Sacrifice (blergh!) and change
by Daniel Robinson
Before I get into the nitty gritty, I should take a moment to deflate any presumptions that I am a floss-headed idealist.
I do believe that human-induced climate change is happening and that it is pretty much the most pressing political and environmental problem of our time. Not so long ago I would have thought it barely bore mentioning that I respect science, but there you go. It probably does bear mentioning these days. I also believe though that processing and transporting untold millions of kilograms of paper to law firms, chambers and courts all over the world, printing them, carrying them around the place in giant lever-arch folders on big trolleys and shredding most of it, without a great part of it ever even being perused by human eyes, is a waste by anyone’s standards no matter what shonky beliefs you may have about carbon and all the rest. If this still isn’t ringing any ‘this is important’ bells, perhaps I can just leave it on this note: $2 per page is not an usual photocopying fee.
But I don’t believe that telling people what the problem is and how to change their behaviour to fix it is nearly enough, and I suspect that behavioural psychologists have my back on that point. Sure, there will always be some people willing to do their best and make sacrifices, but once the concept of ‘sacrifice’ pops in there, any chance for mass change is pretty much screwed as far as I can see. How many people used to dutifully collect all of their recyclables back in the day and take it to the assigned recycling collection point, before they brought in kerbside recycling? Even then, I remember my mum conscientiously washing every can and bottle and cutting the seal from the neck of milk bottles (as we were told to do when processing technology was less advanced), but what really got recycling going on a respectable scale in my town was when they made it easier than not recycling, by (a) making the recycling bin twice as big as the regular bin (this is still only done in some local government areas) and (b) putting video cameras in the truck and mailing out warnings and fines to people who still couldn’t be bothered.

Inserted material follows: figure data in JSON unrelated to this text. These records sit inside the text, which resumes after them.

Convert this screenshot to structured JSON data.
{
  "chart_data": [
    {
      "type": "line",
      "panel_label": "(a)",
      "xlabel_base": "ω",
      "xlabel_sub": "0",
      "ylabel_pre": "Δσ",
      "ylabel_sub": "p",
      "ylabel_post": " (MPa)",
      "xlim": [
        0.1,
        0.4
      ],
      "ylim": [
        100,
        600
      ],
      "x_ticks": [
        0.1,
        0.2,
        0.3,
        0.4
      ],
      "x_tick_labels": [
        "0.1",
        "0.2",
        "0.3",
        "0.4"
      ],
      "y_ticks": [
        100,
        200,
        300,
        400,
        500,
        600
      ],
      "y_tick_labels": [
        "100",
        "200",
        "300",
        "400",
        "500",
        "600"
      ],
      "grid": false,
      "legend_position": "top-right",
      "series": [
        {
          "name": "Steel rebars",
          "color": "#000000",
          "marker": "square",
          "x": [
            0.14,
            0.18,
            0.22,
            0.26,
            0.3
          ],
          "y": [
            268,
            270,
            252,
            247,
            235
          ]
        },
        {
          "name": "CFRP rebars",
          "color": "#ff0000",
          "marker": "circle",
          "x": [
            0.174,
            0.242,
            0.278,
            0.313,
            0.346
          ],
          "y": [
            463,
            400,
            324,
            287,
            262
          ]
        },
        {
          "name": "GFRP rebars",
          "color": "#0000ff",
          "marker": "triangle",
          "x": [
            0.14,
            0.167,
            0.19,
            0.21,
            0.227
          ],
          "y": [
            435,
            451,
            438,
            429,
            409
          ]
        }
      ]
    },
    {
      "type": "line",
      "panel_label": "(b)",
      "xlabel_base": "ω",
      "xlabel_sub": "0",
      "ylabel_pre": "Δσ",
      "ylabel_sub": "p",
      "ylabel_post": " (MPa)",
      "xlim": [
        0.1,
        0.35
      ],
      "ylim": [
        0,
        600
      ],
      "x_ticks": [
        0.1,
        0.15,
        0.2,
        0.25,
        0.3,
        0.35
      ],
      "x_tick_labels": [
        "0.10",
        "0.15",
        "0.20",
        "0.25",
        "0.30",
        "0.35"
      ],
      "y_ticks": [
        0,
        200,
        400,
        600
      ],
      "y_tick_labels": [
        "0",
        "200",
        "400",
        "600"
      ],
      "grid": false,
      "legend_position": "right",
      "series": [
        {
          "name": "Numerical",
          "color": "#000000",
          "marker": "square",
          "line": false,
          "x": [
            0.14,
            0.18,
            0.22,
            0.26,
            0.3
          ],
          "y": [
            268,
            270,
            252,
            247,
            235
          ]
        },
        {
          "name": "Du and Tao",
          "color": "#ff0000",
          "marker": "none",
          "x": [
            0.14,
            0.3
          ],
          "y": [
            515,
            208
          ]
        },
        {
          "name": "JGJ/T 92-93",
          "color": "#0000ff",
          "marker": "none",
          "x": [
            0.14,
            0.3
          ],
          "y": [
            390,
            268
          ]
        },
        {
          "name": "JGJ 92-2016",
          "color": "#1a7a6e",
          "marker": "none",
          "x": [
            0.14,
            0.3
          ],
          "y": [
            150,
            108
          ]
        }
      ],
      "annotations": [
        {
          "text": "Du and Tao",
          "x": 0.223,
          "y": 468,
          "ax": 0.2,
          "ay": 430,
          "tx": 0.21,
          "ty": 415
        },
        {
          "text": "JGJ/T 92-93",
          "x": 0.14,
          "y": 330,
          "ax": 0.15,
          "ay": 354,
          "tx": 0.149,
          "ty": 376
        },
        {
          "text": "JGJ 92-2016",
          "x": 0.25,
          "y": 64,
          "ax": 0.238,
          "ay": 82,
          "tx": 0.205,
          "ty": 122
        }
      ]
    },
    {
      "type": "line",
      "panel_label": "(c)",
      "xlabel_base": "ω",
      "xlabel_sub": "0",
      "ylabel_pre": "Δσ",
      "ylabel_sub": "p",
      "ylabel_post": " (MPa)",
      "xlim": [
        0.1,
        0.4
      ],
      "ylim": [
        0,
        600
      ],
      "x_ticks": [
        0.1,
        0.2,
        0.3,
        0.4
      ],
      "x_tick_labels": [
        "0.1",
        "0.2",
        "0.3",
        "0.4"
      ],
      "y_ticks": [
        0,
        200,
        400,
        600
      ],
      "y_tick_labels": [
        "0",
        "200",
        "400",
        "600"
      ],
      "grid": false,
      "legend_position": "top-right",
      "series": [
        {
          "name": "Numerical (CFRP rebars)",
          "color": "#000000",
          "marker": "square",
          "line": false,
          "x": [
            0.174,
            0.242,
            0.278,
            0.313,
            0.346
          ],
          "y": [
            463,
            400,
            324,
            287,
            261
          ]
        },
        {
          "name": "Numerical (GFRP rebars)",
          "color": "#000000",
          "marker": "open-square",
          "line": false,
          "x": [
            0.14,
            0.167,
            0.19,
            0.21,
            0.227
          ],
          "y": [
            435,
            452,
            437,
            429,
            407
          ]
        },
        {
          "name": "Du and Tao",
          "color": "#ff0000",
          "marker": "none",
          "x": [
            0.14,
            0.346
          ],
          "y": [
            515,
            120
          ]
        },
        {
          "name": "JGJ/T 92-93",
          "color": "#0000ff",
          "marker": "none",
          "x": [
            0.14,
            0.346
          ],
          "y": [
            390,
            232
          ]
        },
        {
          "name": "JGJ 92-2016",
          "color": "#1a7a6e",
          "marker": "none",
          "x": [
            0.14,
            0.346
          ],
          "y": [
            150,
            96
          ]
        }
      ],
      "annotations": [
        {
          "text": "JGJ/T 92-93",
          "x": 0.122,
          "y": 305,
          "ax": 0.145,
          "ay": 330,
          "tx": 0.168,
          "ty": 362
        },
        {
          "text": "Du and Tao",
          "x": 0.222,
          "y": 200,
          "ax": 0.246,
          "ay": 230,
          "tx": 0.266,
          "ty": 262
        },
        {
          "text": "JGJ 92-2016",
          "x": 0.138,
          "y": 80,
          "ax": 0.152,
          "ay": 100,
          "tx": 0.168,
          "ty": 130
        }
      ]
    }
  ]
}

And on a more prosaic and personal note, I would much rather work in a way that is actually just as efficient, or more efficient, than the alternative rather than kick myself and my infant legal practice in the shins for the sake of the environment. Unless I had to, which I don’t think I do. Technology is supposed to make things easier, right?
So the point of the exercise is not just to go paperless for the sake of it. The point is that technology is just starting to reach a point where going paperless will not be a sacrifice at all (as has been its crucial limitation up until now) – quite the opposite. It’s pretty new, and lawyers are not renowned early adopters (legends abound of the number of us who have yet to ‘adopt’ email and/or word processing), and it hasn’t reached technological maturity yet. A lot of what we need to do with IT simply cannot be done, some of it can be done but less efficiently than current practice… but there is a certain amount, steadily growing, that we can use, and use with devastating efficiency and effectiveness. I’m going to try to find and utilise practices that fall into that last category. And I’m going to identify what still falls into the first two categories, and think about what can be done to move it into the third, and keep my eyes out for solutions as they arise.
What I’m really saying, in short, is this: full respect to technology geeks, early adopters and conscientious environmentalists. You are my guaranteed fellow travellers, and I salute you. Just know that my true hope is that, eventually, you won’t be my only fellow travellers.